On The Beat by WONG CHUN WAI
IT’S pretty straightforward. In any public listed company, it is the board of directors that leads and controls the company but the series of news relating to Sime Darby and Kenmark have put corporate governance in Malaysia in bad light.
It is not just the chief executive officer who must take responsibility but also the executive and non-executive directors for all decisions taken.
In short, all directors have the same fiduciary responsibilities as they are regarded as stewards of the organisation by the shareholders. The shareholders and employees expect them to understand the business operations and bear responsibility for their decisions.
In the case of furniture maker Kenmark Industrial Co, Taiwanese managing director (MD) James Hwang Ding Kuo and executive director (ED) Chang Chin Chuang have disappeared.
For the last five years, the company’s receivables – delivery of goods where payments are still pending – have been increasing with revenue decreasing.
In its quarterly report for 3Q 2010, receivables shot up to RM248.7mil even as revenue continued to drop with its cash balance as at Dec 31 standing at only RM2.2mil while debts totalled RM141.4mil.
It’s really a horror story. The point is this – why didn’t the directors ask what was wrong?
While the MD and ED have packed off, certainly the entire board must take responsibility for the disgraceful event in Kenmark.
Hwang has reportedly said he has been sick and unconscious in the past weeks and recuperating in China. But the company, which has been taken over by new shareholders, needs urgent handling.
In the case of Sime Darby, the overruns of its Bakun project has chalked up to RM1.8bil. It’s more than just a fiasco.
Tun Dr Mahathir Mohamad, who has asked for shared responsibility, has revealed that the Government has made a RM700mil compensation to Sime Darby. We are talking of public money because the Government’s coffers come from taxpayers’ money.
He is right. The departure of chief executive officer Datuk Seri Ahmad Zubir Murshid isn’t enough. The whole board cannot continue to enjoy their directors’ fees and perks while refusing to take responsibility for the massive losses.
After all, the project has been delayed for three years and surely the board should see the cost overruns.
The directors cannot say that they were not aware of the project, the risk factor and the losses. And if they were aware, did they raise the red flag and put on record their reservations as required under the law?
Sime Darby chairman Tun Musa Hitam has said that he would leave it to the shareholders to decide whether the board should resign.
In fact, if the directors have any dignity and any sense of accountability, they should not offer themselves for re-election. There should be no sacred cows; if they have to go, they have to go.
In fact, the shareholders and even the public deserve to see a detailed and full disclosure of Sime’s losses in its energy and utilities divisions.
No project is guaranteed of profits and many profit-making companies have divisions that are still trying to make money but the board is required to conduct regular performance review and query the company’s project management panel.
The core business of Sime Darby is plantation – its problem started when it began to do business in areas it has no business to be involved in.

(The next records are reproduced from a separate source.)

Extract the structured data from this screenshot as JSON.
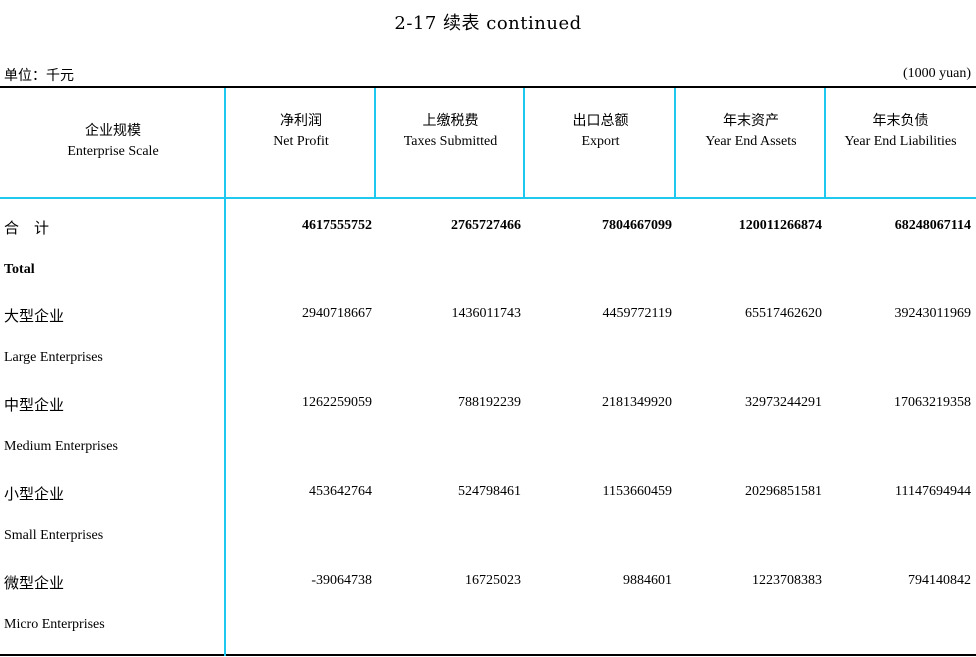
{
  "title": "2-17  续表 continued",
  "unit_cn": "单位：千元",
  "unit_en": "(1000 yuan)",
  "header": {
    "scale_cn": "企业规模",
    "scale_en": "Enterprise Scale",
    "columns": [
      {
        "cn": "净利润",
        "en": "Net Profit"
      },
      {
        "cn": "上缴税费",
        "en": "Taxes Submitted"
      },
      {
        "cn": "出口总额",
        "en": "Export"
      },
      {
        "cn": "年末资产",
        "en": "Year End Assets"
      },
      {
        "cn": "年末负债",
        "en": "Year End Liabilities"
      }
    ]
  },
  "rows": [
    {
      "cn": "合　计",
      "en": "Total",
      "values": [
        "4617555752",
        "2765727466",
        "7804667099",
        "120011266874",
        "68248067114"
      ]
    },
    {
      "cn": "大型企业",
      "en": "Large Enterprises",
      "values": [
        "2940718667",
        "1436011743",
        "4459772119",
        "65517462620",
        "39243011969"
      ]
    },
    {
      "cn": "中型企业",
      "en": "Medium Enterprises",
      "values": [
        "1262259059",
        "788192239",
        "2181349920",
        "32973244291",
        "17063219358"
      ]
    },
    {
      "cn": "小型企业",
      "en": "Small Enterprises",
      "values": [
        "453642764",
        "524798461",
        "1153660459",
        "20296851581",
        "11147694944"
      ]
    },
    {
      "cn": "微型企业",
      "en": "Micro Enterprises",
      "values": [
        "-39064738",
        "16725023",
        "9884601",
        "1223708383",
        "794140842"
      ]
    }
  ],
  "colors": {
    "rule": "#1ec8ee",
    "text": "#000000"
  }
}
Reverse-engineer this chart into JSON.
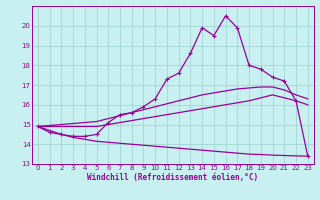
{
  "xlabel": "Windchill (Refroidissement éolien,°C)",
  "bg_color": "#c8f0f0",
  "grid_color": "#a8d8d8",
  "line_color": "#990099",
  "xlim": [
    -0.5,
    23.5
  ],
  "ylim": [
    13,
    21
  ],
  "yticks": [
    13,
    14,
    15,
    16,
    17,
    18,
    19,
    20
  ],
  "xticks": [
    0,
    1,
    2,
    3,
    4,
    5,
    6,
    7,
    8,
    9,
    10,
    11,
    12,
    13,
    14,
    15,
    16,
    17,
    18,
    19,
    20,
    21,
    22,
    23
  ],
  "line1_x": [
    0,
    1,
    2,
    3,
    4,
    5,
    6,
    7,
    8,
    9,
    10,
    11,
    12,
    13,
    14,
    15,
    16,
    17,
    18,
    19,
    20,
    21,
    22,
    23
  ],
  "line1_y": [
    14.9,
    14.6,
    14.5,
    14.4,
    14.4,
    14.5,
    15.1,
    15.5,
    15.6,
    15.9,
    16.3,
    17.3,
    17.6,
    18.6,
    19.9,
    19.5,
    20.5,
    19.9,
    18.0,
    17.8,
    17.4,
    17.2,
    16.2,
    13.4
  ],
  "line2_x": [
    0,
    1,
    2,
    3,
    4,
    5,
    6,
    7,
    8,
    9,
    10,
    11,
    12,
    13,
    14,
    15,
    16,
    17,
    18,
    19,
    20,
    21,
    22,
    23
  ],
  "line2_y": [
    14.9,
    14.95,
    15.0,
    15.05,
    15.1,
    15.15,
    15.3,
    15.45,
    15.6,
    15.75,
    15.9,
    16.05,
    16.2,
    16.35,
    16.5,
    16.6,
    16.7,
    16.8,
    16.85,
    16.9,
    16.9,
    16.75,
    16.5,
    16.3
  ],
  "line3_x": [
    0,
    1,
    2,
    3,
    4,
    5,
    6,
    7,
    8,
    9,
    10,
    11,
    12,
    13,
    14,
    15,
    16,
    17,
    18,
    19,
    20,
    21,
    22,
    23
  ],
  "line3_y": [
    14.9,
    14.9,
    14.9,
    14.9,
    14.9,
    14.9,
    15.0,
    15.1,
    15.2,
    15.3,
    15.4,
    15.5,
    15.6,
    15.7,
    15.8,
    15.9,
    16.0,
    16.1,
    16.2,
    16.35,
    16.5,
    16.35,
    16.2,
    16.0
  ],
  "line4_x": [
    0,
    1,
    2,
    3,
    4,
    5,
    6,
    7,
    8,
    9,
    10,
    11,
    12,
    13,
    14,
    15,
    16,
    17,
    18,
    19,
    20,
    21,
    22,
    23
  ],
  "line4_y": [
    14.9,
    14.7,
    14.5,
    14.35,
    14.25,
    14.15,
    14.1,
    14.05,
    14.0,
    13.95,
    13.9,
    13.85,
    13.8,
    13.75,
    13.7,
    13.65,
    13.6,
    13.55,
    13.5,
    13.48,
    13.45,
    13.43,
    13.41,
    13.4
  ]
}
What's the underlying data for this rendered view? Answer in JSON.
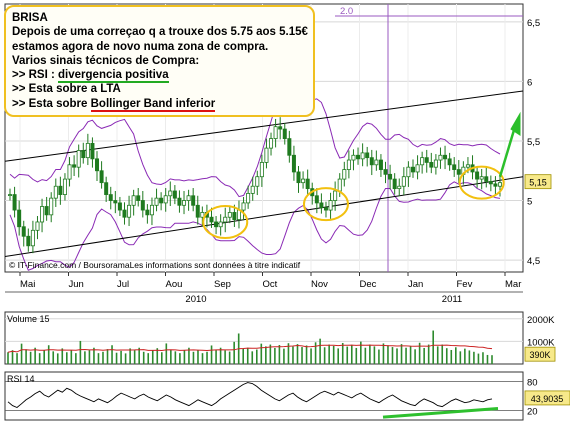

It is the board’s responsibility to study the risks involved in any venture outside the company’s core business and they must take responsibility for their decisions.
The public buy Sime Darby shares for its plantation concerns and certainly not for its utilities and energy ventures, or rather adventures.
Transparency is obviously missing in the case of Sime Darby and Kenmark. They have given Malaysia a bad name.
The directors of these two companies should just quit if they believe in good corporate governance and accountability.